Spółka Emperia nie zgadza się z tą decyzją dyrektora Urzędu Kontroli Skarbowej w Lublinie i zamierza się od niej odwołać.
Wykres 1. Notowania Emperii w dniu 31.01.2017
Źródło: Strefa Inwestorów
Co ciekawe, do panicznej wręcz wyprzedaży doszło, mimo że ewentualna kara zmalała. Po poprzednim komunikacie UKS z marca 2016 roku Emperia szacowała, że będzie musiała zapłacić około 250 mln zł.
Analitycy wskazują, że do dzisiejszego tąpnięcia doszło z trzech przyczyn:
- część inwestorów pomyślała, że to kolejna kara;
- uruchomiły się automatyczne zlecenia stop-loss;
- ale przede wszystkim – UKS potwierdził, że jednak jakaś kara będzie, co nie jest oczywiście dobrą wiadomością dla spółki.

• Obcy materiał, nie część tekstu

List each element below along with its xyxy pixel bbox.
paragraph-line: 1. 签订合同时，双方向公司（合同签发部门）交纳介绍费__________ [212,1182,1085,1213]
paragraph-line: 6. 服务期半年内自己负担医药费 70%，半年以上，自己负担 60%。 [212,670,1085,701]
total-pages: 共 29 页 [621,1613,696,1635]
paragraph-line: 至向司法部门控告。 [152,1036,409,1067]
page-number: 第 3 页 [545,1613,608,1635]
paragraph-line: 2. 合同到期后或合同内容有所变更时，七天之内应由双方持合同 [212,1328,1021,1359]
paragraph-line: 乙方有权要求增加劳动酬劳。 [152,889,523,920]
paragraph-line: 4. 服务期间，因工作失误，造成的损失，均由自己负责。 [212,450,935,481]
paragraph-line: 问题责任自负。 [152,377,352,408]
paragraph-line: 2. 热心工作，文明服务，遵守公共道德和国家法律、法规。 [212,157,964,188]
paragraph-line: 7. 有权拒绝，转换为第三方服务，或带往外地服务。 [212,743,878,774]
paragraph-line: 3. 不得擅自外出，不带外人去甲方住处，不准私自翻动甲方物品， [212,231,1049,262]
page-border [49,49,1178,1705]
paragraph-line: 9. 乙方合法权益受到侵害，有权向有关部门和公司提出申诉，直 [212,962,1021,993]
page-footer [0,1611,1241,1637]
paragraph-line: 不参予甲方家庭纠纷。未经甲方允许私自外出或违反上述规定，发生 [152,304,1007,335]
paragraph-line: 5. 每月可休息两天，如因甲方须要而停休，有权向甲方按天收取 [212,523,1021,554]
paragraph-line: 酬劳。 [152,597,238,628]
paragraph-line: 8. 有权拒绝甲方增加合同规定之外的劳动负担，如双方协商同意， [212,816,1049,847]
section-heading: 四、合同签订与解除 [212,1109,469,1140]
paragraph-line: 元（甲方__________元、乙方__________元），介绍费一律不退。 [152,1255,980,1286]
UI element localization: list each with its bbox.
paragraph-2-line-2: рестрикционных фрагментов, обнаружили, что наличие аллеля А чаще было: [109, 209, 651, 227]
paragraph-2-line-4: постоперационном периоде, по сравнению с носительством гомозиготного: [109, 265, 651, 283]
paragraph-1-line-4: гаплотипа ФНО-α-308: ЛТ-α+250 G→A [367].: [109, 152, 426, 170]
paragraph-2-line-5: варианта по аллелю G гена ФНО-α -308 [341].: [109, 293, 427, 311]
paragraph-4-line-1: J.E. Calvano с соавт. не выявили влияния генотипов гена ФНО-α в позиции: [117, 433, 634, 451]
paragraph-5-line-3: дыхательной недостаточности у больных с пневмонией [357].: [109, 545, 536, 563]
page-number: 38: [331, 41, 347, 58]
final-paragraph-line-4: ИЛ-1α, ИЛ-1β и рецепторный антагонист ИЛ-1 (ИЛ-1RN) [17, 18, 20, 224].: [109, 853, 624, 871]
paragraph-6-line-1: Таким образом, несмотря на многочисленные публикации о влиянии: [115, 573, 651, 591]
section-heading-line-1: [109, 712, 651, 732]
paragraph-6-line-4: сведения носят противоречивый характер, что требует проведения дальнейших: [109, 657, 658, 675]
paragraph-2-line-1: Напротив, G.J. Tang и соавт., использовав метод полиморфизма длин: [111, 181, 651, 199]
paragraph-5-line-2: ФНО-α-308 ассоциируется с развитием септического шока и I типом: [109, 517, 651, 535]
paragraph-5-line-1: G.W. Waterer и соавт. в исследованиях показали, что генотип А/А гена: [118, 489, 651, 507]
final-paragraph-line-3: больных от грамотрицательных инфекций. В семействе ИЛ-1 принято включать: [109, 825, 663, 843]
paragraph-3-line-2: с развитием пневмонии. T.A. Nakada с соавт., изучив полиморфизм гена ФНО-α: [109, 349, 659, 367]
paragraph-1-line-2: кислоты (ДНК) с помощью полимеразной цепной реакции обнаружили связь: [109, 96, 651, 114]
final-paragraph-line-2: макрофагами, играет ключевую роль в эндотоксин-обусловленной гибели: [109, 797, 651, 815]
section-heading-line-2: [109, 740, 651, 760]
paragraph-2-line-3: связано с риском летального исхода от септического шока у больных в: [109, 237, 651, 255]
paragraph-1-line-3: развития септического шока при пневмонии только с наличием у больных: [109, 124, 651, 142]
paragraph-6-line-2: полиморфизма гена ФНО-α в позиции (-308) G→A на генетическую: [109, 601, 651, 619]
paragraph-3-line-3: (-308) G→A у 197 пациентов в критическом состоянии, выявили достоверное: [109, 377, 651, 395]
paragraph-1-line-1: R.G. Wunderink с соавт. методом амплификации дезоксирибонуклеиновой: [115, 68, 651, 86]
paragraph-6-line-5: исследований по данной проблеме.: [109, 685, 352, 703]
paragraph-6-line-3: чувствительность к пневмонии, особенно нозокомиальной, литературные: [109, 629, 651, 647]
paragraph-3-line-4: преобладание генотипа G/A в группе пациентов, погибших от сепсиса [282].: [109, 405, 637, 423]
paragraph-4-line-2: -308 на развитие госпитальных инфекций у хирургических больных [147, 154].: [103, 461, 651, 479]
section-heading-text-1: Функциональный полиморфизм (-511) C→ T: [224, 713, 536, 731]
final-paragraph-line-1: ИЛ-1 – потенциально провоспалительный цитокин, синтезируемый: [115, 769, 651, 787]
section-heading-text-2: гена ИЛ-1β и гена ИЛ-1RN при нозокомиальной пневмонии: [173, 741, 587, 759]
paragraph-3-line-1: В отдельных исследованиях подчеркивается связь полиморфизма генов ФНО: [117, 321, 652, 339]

Za tą trzecią interpretacją opowiedział się na Twitterze Konrad Ryczko, analityk DM BOŚ:
https://twitter.com/konradryczko/status/826391325935357952
Wygląda na to, że Emperii może być ciężko dotrzeć do historycznych maksimów, w kierunku których wydawała się ostatnio kierować.